Pada Kamis (18/2) hari ini, Ma'ruf Amin meresmikan Sentra Kreasi Asistensi Rehabilitasi Sosial (ATENSI) yang diperuntukkan bagi kelompok marginal, yakni mantan pemulung dan tunawisma.

WowKeren - Pada Kamis (18/2) hari ini, Wakil Presiden Ma'ruf Amin meresmikan Sentra Kreasi Asistensi Rehabilitasi Sosial (ATENSI) di Balai Karya Pangudi Luhur, Bekasi. Sentra ini diperuntukkan bagi mantan pemulung dan tunawisma agar mereka bisa mengembangkan kemampuan diri dan memiliki pekerjaan.

"Program Sentra Kreasi ATENSI dan rencana pembangunan rusunawa bagi eks pemulung dan tuna wisma merupakan bagian dari upaya terarah, terpadu dan berkelanjutan yang dilakukan oleh pemerintah pusat dan pemerintah daerah dalam memastikan pelayanan sosial dan memenuhi kebutuhan dasar setiap warga negara termasuk warga negara marginal atau terlantar," kata Ma'ruf seperti dilansir dari Kumparan, Kamis (18/2).

Ma'ruf kemudian memberikan apresiasi untuk Kementerian Sosial yang telah menciptakan sentra tersebut untuk memberdayakan kelompok marginal. Karena sentra tersebut sekaligus untuk menciptakan lapangan kerja bagi mereka.

"Saya mengapresiasi inisiatif Kementerian Sosial yang mengembangkan Sentra Kreasi ATENSI bagi eks pemulung dan tuna wisma, melalui kegiatan pemberdayaan kuliner, pertanian hidroponik, peternakan ayam petelur, kerajinan tangan, dan daur ulang sampah nonorganik menjadi barang bermanfaat bagi masyarakat, serta pemberdayaan jasa layanan refleksi, salon kecantikan dan konveksi," imbuh Ma'ruf.

Menurut Ma'ruf, keberadaan sentra ini dapat menekan angka kemiskinan ekstrem yang terjadi selama pandemi. Terlebih karena kelompok marginal belum memiliki akses terhadap administrasi kependudukan, sehingga hampir tidak menerima bantuan sosial dari pemerintah.


"Namun kita semua memahami bahwa sebagian anggota masyarakat belum terjangkau oleh jaring sosial akibat ketiadaan akses administrasi kependudukan. (Itu) mengakibatkan eks pemulung dan tunawisma kesulitan mendapatkan berbagai bantuan dan jaminan sosial dari pemerintah tersebut," paparnya.

Dia melanjutkan, "Oleh karena itu, program ATENSI dapat menjadi salah satu program strategis untuk mengentaskan kemiskinan ekstrem (extreme poverty) masyarakat yang termiskin dan termarginal yang belum terjangkau layanan sosial dasar, akibat kesulitan akses administrasi kependudukan."

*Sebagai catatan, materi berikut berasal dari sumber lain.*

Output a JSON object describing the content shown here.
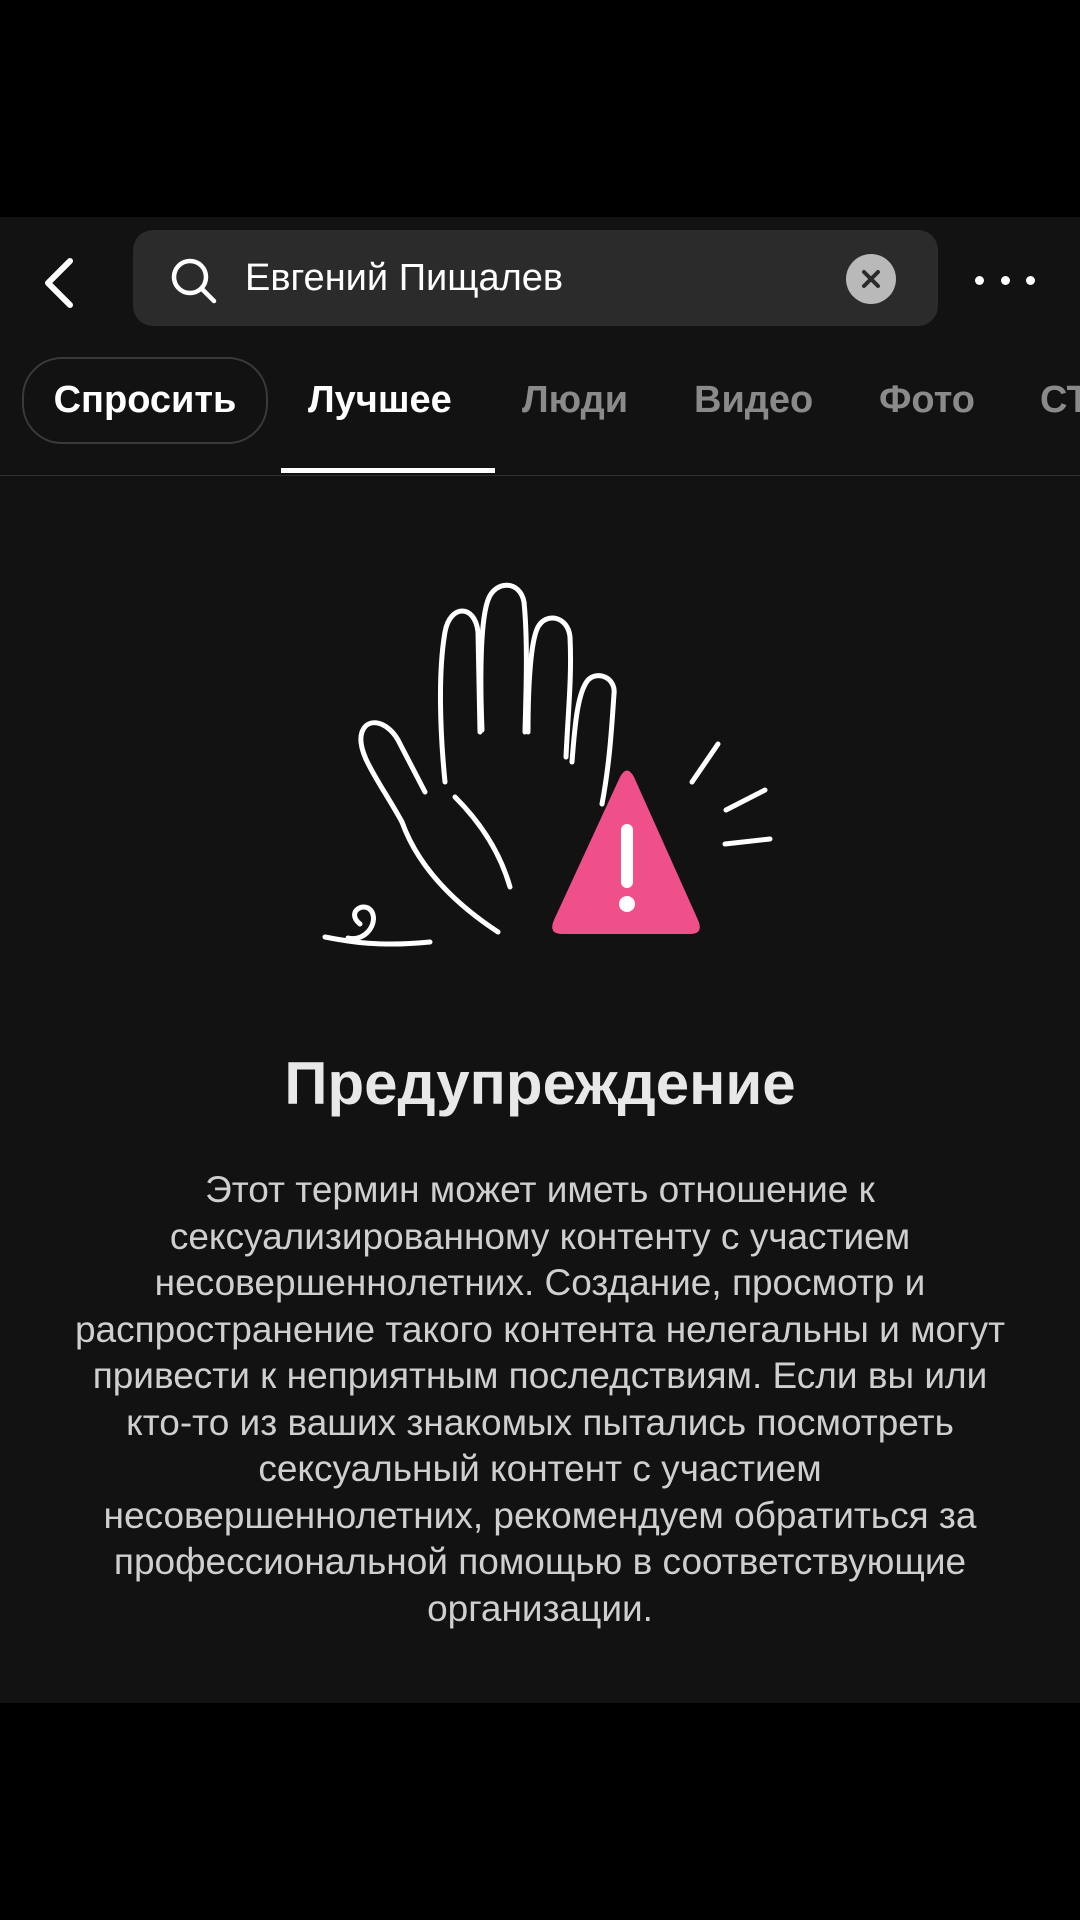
{
  "header": {
    "search_query": "Евгений Пищалев"
  },
  "tabs": {
    "ask_label": "Спросить",
    "items": [
      {
        "label": "Лучшее",
        "active": true
      },
      {
        "label": "Люди",
        "active": false
      },
      {
        "label": "Видео",
        "active": false
      },
      {
        "label": "Фото",
        "active": false
      },
      {
        "label": "СТ",
        "active": false
      }
    ]
  },
  "warning": {
    "title": "Предупреждение",
    "body": "Этот термин может иметь отношение к сексуализированному контенту с участием несовершеннолетних. Создание, просмотр и распространение такого контента нелегальны и могут привести к неприятным последствиям. Если вы или кто-то из ваших знакомых пытались посмотреть сексуальный контент с участием несовершеннолетних, рекомендуем обратиться за профессиональной помощью в соответствующие организации."
  },
  "colors": {
    "background": "#121212",
    "accent_warning": "#f0508a",
    "search_bg": "#2b2b2b"
  },
  "icons": {
    "back": "chevron-left-icon",
    "search": "search-icon",
    "clear": "close-icon",
    "more": "more-horizontal-icon",
    "illustration": "raised-hand-icon",
    "warning": "warning-triangle-icon"
  }
}
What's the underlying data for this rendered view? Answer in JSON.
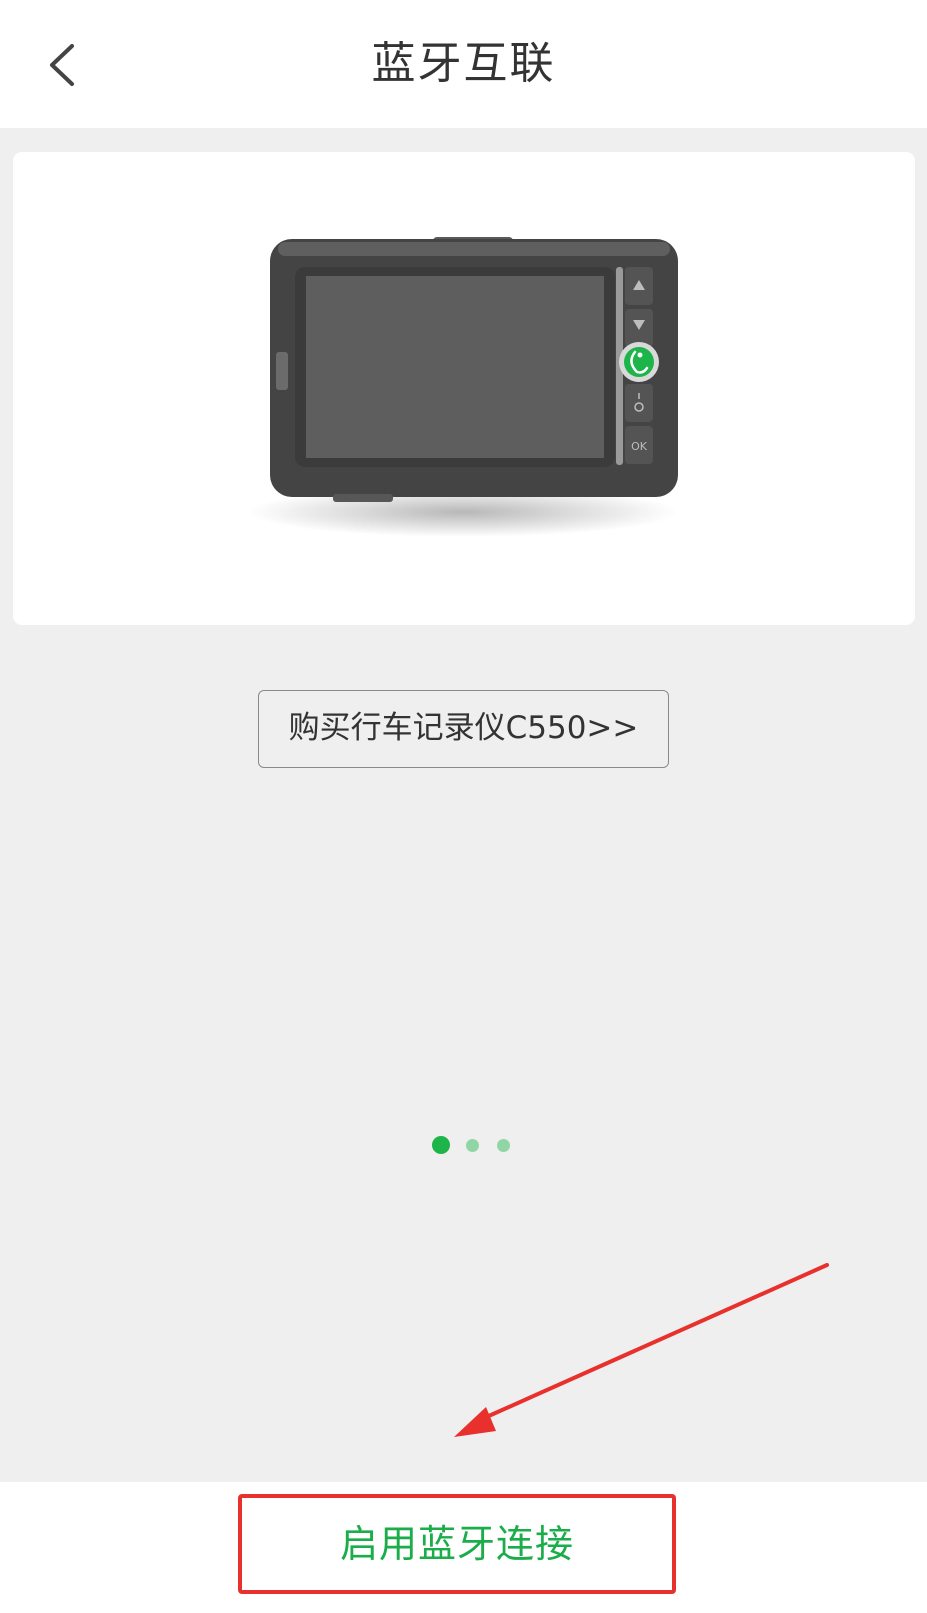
{
  "header": {
    "title": "蓝牙互联",
    "back_icon": "chevron-left-icon"
  },
  "device": {
    "icon": "dashcam-device-illustration",
    "buttons": [
      "▲",
      "▼",
      "OK"
    ]
  },
  "buy_button": {
    "label": "购买行车记录仪C550>>"
  },
  "pager": {
    "count": 3,
    "active_index": 0
  },
  "footer": {
    "enable_label": "启用蓝牙连接"
  },
  "colors": {
    "accent": "#1db44a",
    "accent_light": "#8fd6a4",
    "annotation_red": "#e8302c",
    "title_text": "#333333",
    "enable_text": "#1aad49"
  }
}
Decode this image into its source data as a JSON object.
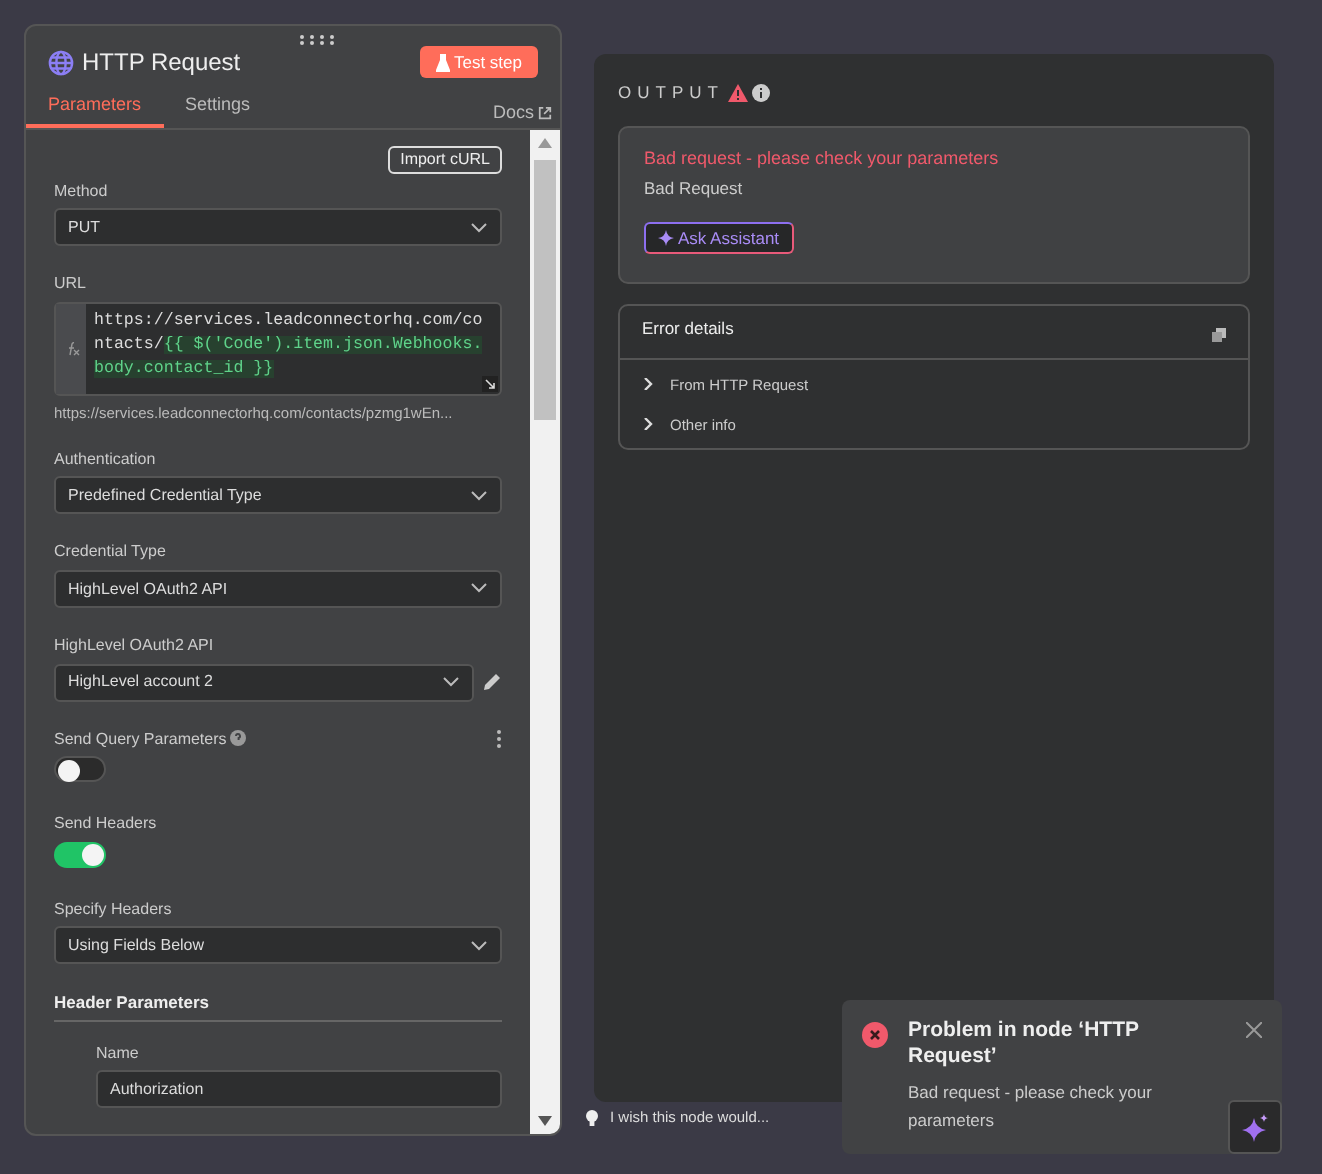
{
  "node": {
    "title": "HTTP Request",
    "test_button": "Test step",
    "docs": "Docs",
    "tabs": [
      {
        "label": "Parameters",
        "selected": true
      },
      {
        "label": "Settings",
        "selected": false
      }
    ]
  },
  "import_button": "Import cURL",
  "fields": [
    {
      "kind": "select",
      "label": "Method",
      "value": "PUT"
    },
    {
      "kind": "expression",
      "label": "URL",
      "plain": "https://services.leadconnectorhq.com/contacts/",
      "expression": "{{ $('Code').item.json.Webhooks.body.contact_id }}",
      "hint": "https://services.leadconnectorhq.com/contacts/pzmg1wEn..."
    },
    {
      "kind": "select",
      "label": "Authentication",
      "value": "Predefined Credential Type"
    },
    {
      "kind": "select",
      "label": "Credential Type",
      "value": "HighLevel OAuth2 API"
    },
    {
      "kind": "credential",
      "label": "HighLevel OAuth2 API",
      "value": "HighLevel account 2"
    },
    {
      "kind": "toggle",
      "label": "Send Query Parameters",
      "on": false,
      "help_icon": true,
      "options_menu": true
    },
    {
      "kind": "toggle",
      "label": "Send Headers",
      "on": true
    },
    {
      "kind": "select",
      "label": "Specify Headers",
      "value": "Using Fields Below"
    },
    {
      "kind": "section",
      "label": "Header Parameters"
    },
    {
      "kind": "text",
      "label": "Name",
      "value": "Authorization"
    }
  ],
  "output": {
    "label": "OUTPUT",
    "error_title": "Bad request - please check your parameters",
    "error_message": "Bad Request",
    "assistant_button": "Ask Assistant",
    "details": {
      "title": "Error details",
      "rows": [
        {
          "label": "From HTTP Request",
          "expanded": false
        },
        {
          "label": "Other info",
          "expanded": false
        }
      ]
    }
  },
  "feedback": "I wish this node would...",
  "toast": {
    "title": "Problem in node ‘HTTP Request’",
    "message": "Bad request - please check your parameters"
  }
}
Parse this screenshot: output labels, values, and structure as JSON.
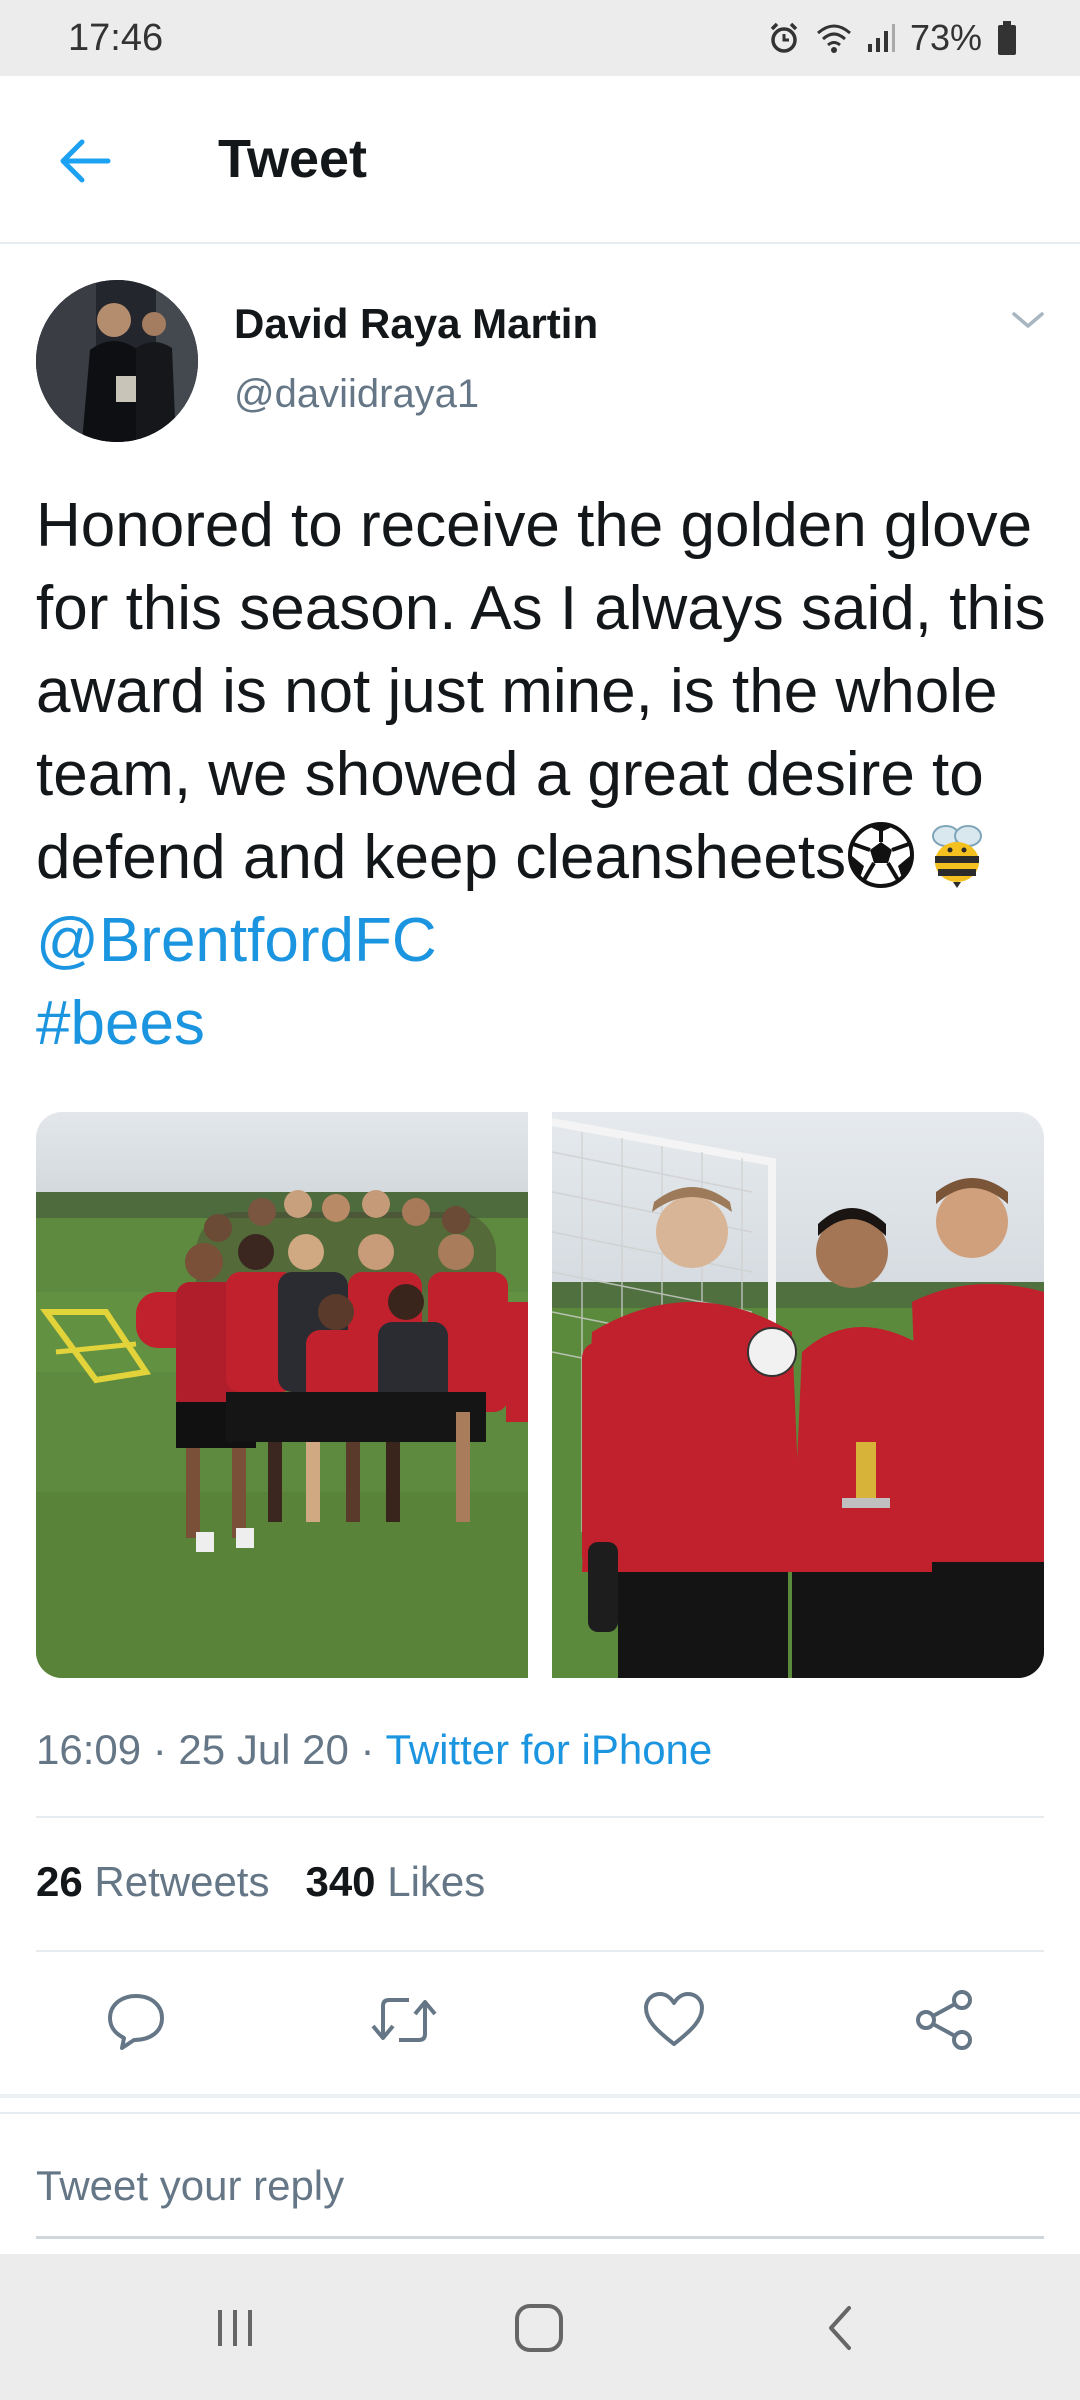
{
  "status_bar": {
    "time": "17:46",
    "battery": "73%",
    "icons": [
      "alarm-icon",
      "wifi-icon",
      "signal-icon",
      "battery-icon"
    ]
  },
  "header": {
    "title": "Tweet",
    "back_icon": "arrow-left-icon",
    "accent_color": "#1da1f2"
  },
  "tweet": {
    "author_name": "David Raya Martin",
    "author_handle": "@daviidraya1",
    "text": "Honored to receive the golden glove for this season. As I always said, this award is not just mine, is the whole team, we showed a great desire to defend and keep cleansheets",
    "emojis": [
      "soccer-ball-emoji",
      "bee-emoji"
    ],
    "mention": "@BrentfordFC",
    "hashtag": "#bees",
    "timestamp": "16:09 · 25 Jul 20 · ",
    "source": "Twitter for iPhone",
    "link_color": "#1b95e0"
  },
  "stats": {
    "retweets_count": "26",
    "retweets_label": "Retweets",
    "likes_count": "340",
    "likes_label": "Likes"
  },
  "actions": [
    "reply-icon",
    "retweet-icon",
    "like-icon",
    "share-icon"
  ],
  "reply": {
    "placeholder": "Tweet your reply"
  },
  "nav_bar": [
    "recent-apps-icon",
    "home-icon",
    "back-icon"
  ]
}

Di samping itu, Ma'ruf juga mengapresiasi upaya pemerintah dalam melakukan perekaman data kependudukan terhadap para pemulung dan tunawisma. Sebab dengan begitu, mereka bisa mengakses bantuan dengan lebih mudah di masa mendatang.

"Selain itu, saya juga mengapresiasi upaya perekaman data kependudukan bagi para pemulung dan tunawisma yang belum memiliki KTP dan kartu keluarga. Ini merupakan langkah maju dalam pemenuhan hak-hak identitas setiap warga negara," jelasnya.

"Demikian juga pembuatan buku rekening dan kartu ATM ATENSI yang menunjukkan inklusi keuangan dapat menyentuh kelompok masyarakat dengan status sosial ekonomi terbawah. Hal ini membuka peluang peningkatan status sosial ekonomi mereka dan keluarganya," sambung Ma'ruf.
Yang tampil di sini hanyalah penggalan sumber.